Njuguna esclarece, porém, que a maioria das pessoas que sofrem violência sexual conhece seus perpetradores. São vizinhos, um parente próximo, muitas vezes o pai ou o padrasto, ou até mesmo o professor ou o líder religioso. Por causa do alto nível de vergonha, as vítimas muitas vezes não relatam a violência sexual e raramente recebem os cuidados dos quais necessitam.

Neste sentido, o trabalho de mobilização comunitária e a rede de contatos com as instituições capazes de encontrar vítimas de violência de gênero tem sido fundamental para melhorar o acesso dos sobreviventes à clínica MSF. Hoje, metade dos pacientes são encaminhados pelas autoridades (polícia e chefes, por exemplo), que demonstram claramente o valor da articulação entre os setores para garantir que as vítimas possam ter acesso a cuidados adequados.

No fim de novembro, o governo queniano lançou, juntamente com as Nações Unidas, um programa nacional para combater a violência de gênero.
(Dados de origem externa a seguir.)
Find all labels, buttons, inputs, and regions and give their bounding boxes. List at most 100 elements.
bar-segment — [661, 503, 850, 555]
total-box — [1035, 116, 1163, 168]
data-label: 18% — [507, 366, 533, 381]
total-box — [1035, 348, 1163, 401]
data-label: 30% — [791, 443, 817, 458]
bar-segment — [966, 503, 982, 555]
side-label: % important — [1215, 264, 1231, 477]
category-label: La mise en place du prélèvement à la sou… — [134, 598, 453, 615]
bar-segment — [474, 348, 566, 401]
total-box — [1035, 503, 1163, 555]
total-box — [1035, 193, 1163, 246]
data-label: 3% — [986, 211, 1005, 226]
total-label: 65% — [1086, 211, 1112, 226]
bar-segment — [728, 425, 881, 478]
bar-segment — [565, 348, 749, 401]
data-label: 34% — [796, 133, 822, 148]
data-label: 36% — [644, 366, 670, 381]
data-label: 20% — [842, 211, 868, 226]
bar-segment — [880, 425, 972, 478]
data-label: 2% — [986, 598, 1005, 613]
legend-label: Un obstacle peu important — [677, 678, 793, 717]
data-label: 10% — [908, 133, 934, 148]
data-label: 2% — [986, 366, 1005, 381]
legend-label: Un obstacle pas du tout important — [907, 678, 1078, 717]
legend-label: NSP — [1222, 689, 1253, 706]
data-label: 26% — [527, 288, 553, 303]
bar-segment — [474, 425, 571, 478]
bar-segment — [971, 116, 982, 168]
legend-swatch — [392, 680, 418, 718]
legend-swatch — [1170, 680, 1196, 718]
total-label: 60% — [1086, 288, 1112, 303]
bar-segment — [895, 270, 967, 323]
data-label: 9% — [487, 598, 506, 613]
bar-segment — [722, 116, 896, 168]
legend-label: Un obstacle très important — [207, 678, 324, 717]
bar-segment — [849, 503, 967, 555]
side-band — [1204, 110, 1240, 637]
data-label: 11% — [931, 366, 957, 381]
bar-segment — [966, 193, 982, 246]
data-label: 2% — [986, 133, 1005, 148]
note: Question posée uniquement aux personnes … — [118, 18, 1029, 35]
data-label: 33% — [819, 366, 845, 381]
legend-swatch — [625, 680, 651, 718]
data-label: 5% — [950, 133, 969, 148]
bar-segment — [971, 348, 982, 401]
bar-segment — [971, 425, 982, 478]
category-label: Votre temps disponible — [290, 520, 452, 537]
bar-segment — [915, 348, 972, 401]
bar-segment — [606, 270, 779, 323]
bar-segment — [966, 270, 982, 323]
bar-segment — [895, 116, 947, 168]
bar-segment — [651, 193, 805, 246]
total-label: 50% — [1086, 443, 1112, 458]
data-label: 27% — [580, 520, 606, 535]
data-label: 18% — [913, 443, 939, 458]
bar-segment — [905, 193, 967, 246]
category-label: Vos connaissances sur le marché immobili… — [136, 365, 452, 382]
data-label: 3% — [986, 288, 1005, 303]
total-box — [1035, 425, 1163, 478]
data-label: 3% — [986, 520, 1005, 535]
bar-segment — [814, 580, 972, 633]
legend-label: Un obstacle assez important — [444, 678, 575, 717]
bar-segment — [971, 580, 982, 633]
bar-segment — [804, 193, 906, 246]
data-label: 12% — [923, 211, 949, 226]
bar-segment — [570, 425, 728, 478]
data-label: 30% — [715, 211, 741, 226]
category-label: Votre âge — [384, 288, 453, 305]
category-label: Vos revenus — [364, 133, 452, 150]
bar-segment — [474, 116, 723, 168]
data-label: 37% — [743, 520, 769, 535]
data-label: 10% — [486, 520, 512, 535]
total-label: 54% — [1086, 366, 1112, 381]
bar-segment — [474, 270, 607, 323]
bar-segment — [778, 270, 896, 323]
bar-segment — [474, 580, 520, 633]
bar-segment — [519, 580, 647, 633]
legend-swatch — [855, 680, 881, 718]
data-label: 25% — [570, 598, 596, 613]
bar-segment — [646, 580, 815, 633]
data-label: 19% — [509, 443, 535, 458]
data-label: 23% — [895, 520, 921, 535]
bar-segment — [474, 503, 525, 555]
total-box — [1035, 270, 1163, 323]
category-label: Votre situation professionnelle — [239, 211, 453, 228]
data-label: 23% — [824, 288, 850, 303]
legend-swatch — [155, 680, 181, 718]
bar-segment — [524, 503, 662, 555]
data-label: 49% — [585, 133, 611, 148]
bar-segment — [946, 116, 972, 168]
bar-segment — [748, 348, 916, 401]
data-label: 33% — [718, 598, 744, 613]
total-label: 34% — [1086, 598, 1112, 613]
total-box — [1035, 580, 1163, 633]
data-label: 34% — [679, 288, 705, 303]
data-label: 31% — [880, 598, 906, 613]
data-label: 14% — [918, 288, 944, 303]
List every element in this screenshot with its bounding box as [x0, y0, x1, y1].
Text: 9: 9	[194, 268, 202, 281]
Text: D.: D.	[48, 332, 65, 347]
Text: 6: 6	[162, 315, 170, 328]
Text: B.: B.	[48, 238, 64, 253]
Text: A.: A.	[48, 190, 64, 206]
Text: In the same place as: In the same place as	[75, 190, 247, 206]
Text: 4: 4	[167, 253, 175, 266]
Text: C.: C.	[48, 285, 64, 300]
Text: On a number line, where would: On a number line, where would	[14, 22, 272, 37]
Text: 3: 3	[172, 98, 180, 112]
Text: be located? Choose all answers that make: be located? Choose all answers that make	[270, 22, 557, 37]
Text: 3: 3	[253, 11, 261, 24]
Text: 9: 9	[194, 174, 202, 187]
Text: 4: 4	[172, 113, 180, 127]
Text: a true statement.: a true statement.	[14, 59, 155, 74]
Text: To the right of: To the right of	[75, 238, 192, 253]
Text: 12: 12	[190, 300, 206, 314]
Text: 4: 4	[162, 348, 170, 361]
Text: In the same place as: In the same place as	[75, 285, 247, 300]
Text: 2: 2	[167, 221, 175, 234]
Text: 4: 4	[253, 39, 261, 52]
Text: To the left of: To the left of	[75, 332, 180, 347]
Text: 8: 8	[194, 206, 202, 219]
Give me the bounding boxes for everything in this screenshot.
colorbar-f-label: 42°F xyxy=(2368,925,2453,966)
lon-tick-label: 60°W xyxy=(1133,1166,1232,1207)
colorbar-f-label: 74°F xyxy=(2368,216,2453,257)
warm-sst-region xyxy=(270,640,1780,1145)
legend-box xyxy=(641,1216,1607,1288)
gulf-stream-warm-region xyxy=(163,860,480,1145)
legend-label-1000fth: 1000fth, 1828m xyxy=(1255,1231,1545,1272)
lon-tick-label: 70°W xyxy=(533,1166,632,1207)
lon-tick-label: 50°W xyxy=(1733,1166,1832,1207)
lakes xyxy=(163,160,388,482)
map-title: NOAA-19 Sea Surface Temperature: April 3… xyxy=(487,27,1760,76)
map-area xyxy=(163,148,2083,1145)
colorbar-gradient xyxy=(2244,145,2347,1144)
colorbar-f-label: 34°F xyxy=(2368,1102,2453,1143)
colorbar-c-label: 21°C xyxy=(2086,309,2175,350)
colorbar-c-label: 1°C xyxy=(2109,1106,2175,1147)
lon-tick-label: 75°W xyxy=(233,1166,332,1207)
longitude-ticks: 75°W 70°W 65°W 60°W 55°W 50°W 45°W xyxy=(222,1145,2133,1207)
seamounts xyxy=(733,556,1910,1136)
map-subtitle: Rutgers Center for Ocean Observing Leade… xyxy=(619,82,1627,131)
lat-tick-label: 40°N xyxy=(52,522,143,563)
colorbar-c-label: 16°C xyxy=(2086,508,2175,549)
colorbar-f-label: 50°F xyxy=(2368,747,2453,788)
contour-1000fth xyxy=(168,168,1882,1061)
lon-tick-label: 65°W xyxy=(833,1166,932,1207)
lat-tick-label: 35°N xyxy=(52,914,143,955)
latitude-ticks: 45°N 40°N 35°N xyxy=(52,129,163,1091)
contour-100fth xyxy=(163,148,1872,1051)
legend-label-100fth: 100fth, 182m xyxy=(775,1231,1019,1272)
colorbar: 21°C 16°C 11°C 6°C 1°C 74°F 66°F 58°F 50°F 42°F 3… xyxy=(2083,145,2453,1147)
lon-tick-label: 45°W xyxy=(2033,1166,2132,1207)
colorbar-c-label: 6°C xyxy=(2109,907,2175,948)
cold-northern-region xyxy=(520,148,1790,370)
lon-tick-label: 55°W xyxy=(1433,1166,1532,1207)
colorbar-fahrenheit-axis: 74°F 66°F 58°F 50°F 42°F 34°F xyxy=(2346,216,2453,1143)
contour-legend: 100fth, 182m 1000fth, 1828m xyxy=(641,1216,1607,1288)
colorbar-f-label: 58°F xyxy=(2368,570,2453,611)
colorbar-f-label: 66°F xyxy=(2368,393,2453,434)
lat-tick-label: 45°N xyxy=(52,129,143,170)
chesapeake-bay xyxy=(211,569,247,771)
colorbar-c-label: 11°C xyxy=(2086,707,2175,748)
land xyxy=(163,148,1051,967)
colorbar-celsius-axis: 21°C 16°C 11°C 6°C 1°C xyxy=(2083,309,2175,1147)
Para MSF, este é um passo positivo que mostra a consciência crescente nos níveis mais altos sobre uma questão nacional que requer mais esforço conjunto de todos os envolvidos, incluindo coordenação eficiente entre as áreas de saúde e judiciária para melhorar o acesso à proteção e justiça para as vítimas de violência sexual e de gênero.